Jimmy Carter is prophetic because he is bearing the public pain of doing what, in fact, untold thousands of Catholics have borne in private decisions to separate themselves from the opinions and influence of their bishops while continuing to practice their religion, often in a deeply committed fashion.

It is interesting sociologically that the pope and the bishops can only discipline priests and religious men and women who depend on the organization for their identification and support.

They cannot reprimand lay Catholics, many of them conservative, many liberal, and, perhaps more than either of these, the great group of Catholics who identify themselves as neither but go on, day after day, trying to live good lives, raise their families, and do good work in accord with their Catholic sense.


It is interesting psychologically that so many Catholics resolve this question without histrionics after conscientious reflection on whether the officials of their church _ in short, the bishops _ say anything that helps them live their faith more deeply.

This is the real silence of the lambs to which the shepherds should attend. It is also the biggest unreported Catholic story of the year. As a private action, it is almost impossible to report or to survey. As a character in “Our Town” says about anything important in life, you have to “overhear” it.
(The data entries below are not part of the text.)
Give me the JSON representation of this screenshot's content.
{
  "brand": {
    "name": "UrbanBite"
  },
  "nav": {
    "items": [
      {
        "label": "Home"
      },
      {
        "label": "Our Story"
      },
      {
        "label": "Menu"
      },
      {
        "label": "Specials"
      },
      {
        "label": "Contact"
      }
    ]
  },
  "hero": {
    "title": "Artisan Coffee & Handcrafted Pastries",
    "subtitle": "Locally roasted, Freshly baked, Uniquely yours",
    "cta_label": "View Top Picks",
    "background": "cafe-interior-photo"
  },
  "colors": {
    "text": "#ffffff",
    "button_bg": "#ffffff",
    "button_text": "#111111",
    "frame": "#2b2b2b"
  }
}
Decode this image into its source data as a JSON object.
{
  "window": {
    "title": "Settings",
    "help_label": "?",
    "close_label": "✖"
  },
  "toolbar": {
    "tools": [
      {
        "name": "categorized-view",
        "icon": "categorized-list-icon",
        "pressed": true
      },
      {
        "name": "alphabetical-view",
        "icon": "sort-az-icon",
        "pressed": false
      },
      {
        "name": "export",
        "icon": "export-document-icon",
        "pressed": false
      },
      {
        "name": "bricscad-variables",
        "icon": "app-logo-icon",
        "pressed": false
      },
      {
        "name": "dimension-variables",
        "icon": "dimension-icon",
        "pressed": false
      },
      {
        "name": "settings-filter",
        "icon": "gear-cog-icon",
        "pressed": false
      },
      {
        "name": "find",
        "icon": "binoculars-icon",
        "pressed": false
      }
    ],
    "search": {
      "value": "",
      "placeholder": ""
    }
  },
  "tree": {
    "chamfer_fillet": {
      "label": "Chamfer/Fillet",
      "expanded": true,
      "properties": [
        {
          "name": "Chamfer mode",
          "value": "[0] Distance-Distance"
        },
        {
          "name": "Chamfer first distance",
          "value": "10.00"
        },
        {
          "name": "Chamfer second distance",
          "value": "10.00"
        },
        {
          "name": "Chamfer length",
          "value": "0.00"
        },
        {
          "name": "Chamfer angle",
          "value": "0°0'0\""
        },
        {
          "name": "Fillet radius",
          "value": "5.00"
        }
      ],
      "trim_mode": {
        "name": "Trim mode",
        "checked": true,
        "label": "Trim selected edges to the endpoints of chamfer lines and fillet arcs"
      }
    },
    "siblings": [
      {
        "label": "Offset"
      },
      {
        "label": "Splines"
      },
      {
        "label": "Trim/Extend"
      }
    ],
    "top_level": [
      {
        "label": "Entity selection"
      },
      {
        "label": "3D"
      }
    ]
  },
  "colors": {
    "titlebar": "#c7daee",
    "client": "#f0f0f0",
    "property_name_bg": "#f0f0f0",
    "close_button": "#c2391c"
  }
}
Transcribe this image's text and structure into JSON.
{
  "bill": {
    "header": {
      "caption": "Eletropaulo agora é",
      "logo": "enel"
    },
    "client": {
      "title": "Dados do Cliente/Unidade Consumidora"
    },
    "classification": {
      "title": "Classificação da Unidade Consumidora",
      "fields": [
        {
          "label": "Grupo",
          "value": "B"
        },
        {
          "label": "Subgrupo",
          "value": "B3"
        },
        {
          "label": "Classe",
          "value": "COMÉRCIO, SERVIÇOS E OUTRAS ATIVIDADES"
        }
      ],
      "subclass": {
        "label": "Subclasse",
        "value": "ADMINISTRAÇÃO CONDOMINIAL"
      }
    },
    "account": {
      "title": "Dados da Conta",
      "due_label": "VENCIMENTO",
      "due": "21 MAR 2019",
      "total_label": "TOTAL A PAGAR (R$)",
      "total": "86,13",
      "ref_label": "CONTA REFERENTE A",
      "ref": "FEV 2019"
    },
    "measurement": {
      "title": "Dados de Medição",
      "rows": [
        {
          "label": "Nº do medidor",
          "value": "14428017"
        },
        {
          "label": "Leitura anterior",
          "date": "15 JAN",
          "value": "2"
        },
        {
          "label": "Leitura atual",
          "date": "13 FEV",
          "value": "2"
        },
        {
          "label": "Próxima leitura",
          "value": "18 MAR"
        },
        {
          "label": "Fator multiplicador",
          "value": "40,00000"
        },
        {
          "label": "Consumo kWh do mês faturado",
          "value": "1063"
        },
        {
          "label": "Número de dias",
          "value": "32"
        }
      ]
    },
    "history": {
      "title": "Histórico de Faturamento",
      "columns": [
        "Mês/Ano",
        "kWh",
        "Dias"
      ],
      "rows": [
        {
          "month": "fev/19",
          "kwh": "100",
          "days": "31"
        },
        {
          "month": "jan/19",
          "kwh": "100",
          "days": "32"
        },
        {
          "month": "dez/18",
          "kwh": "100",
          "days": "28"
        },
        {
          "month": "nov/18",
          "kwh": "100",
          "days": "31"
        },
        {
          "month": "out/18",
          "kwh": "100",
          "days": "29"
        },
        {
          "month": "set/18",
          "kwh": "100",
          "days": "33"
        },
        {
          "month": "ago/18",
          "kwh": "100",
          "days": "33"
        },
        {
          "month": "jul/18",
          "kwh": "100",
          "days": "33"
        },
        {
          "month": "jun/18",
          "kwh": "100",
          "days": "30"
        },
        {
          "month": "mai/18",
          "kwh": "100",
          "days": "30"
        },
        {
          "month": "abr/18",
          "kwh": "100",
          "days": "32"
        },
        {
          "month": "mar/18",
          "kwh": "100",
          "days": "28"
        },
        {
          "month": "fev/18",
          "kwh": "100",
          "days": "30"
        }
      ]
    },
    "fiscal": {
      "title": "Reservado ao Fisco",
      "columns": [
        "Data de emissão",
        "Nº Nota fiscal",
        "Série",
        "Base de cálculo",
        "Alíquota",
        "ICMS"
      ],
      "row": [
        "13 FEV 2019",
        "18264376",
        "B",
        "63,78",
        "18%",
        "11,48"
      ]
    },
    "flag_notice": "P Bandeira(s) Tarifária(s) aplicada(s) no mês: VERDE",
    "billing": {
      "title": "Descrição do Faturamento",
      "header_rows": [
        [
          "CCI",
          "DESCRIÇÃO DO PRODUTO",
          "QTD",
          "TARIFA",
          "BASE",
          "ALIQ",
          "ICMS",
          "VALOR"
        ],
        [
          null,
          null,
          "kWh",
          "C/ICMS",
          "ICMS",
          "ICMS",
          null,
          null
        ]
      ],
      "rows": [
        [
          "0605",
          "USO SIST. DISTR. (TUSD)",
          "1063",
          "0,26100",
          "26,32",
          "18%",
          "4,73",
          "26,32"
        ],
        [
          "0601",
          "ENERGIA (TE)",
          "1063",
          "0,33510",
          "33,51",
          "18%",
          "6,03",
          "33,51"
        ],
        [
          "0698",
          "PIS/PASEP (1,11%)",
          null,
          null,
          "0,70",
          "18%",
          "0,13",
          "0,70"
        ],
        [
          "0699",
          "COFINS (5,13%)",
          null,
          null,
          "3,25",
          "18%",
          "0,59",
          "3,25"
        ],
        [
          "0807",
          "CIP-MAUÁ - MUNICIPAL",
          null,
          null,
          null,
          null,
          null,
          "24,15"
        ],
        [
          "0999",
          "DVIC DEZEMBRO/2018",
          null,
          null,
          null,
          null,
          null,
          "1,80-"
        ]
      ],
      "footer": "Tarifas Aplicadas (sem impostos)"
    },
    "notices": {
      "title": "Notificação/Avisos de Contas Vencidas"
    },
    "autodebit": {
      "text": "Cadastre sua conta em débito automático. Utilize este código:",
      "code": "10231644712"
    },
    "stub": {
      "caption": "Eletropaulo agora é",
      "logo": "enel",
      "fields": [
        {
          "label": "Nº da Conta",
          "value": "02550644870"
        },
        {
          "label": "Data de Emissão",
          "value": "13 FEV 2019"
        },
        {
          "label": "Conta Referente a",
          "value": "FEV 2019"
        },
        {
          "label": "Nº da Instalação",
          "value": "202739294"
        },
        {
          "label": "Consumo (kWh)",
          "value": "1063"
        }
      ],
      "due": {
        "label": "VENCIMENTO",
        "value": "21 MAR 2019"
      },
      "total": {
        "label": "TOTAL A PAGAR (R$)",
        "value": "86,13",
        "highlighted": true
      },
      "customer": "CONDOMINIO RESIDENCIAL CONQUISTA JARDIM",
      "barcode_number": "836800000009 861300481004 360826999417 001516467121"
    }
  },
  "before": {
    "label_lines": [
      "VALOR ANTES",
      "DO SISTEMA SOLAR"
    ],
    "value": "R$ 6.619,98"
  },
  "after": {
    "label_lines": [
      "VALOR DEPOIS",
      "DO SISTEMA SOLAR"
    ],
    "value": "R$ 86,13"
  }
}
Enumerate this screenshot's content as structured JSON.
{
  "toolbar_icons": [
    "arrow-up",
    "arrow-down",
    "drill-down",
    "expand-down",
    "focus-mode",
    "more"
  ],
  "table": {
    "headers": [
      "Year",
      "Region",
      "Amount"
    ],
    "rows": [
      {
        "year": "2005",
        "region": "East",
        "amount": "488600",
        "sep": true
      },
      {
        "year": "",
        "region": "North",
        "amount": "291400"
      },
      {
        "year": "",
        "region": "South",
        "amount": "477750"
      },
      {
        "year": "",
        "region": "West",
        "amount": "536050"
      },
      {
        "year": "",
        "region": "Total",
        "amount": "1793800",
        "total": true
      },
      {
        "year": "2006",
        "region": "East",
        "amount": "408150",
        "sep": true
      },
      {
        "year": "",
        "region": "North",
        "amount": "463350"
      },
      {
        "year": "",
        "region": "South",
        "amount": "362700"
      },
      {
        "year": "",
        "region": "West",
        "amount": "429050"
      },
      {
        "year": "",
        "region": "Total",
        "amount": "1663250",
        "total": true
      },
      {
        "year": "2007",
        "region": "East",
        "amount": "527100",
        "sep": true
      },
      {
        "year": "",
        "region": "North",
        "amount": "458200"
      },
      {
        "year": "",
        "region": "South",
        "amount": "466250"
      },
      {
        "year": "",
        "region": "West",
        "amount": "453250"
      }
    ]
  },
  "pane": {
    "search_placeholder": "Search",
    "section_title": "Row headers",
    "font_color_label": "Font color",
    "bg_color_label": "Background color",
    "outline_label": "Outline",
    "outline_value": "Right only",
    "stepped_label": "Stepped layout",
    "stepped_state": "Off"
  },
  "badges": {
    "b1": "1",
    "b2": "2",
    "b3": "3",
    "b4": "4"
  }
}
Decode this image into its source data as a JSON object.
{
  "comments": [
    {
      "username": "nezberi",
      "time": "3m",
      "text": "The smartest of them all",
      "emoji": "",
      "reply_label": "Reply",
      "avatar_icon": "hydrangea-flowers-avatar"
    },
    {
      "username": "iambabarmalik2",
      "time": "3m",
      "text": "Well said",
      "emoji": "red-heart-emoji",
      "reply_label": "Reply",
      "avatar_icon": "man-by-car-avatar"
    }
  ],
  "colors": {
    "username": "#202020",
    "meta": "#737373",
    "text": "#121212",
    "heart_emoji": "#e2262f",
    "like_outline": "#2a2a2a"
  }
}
The American bishops, however, are not, for the most part, trying to hear, or overhear, what their people are saying. They are straining to hear what they can do to please the pope, what flare of loyalty they can loft above their dioceses in hopes someone in Rome will notice and write in the Vatican book of life and promotions.

Jimmy Carter has now written one of the signs of the times across the sky. People can be true to their faith even when they pay little attention to its officials. They can take their faith seriously while not taking its hierarchs seriously.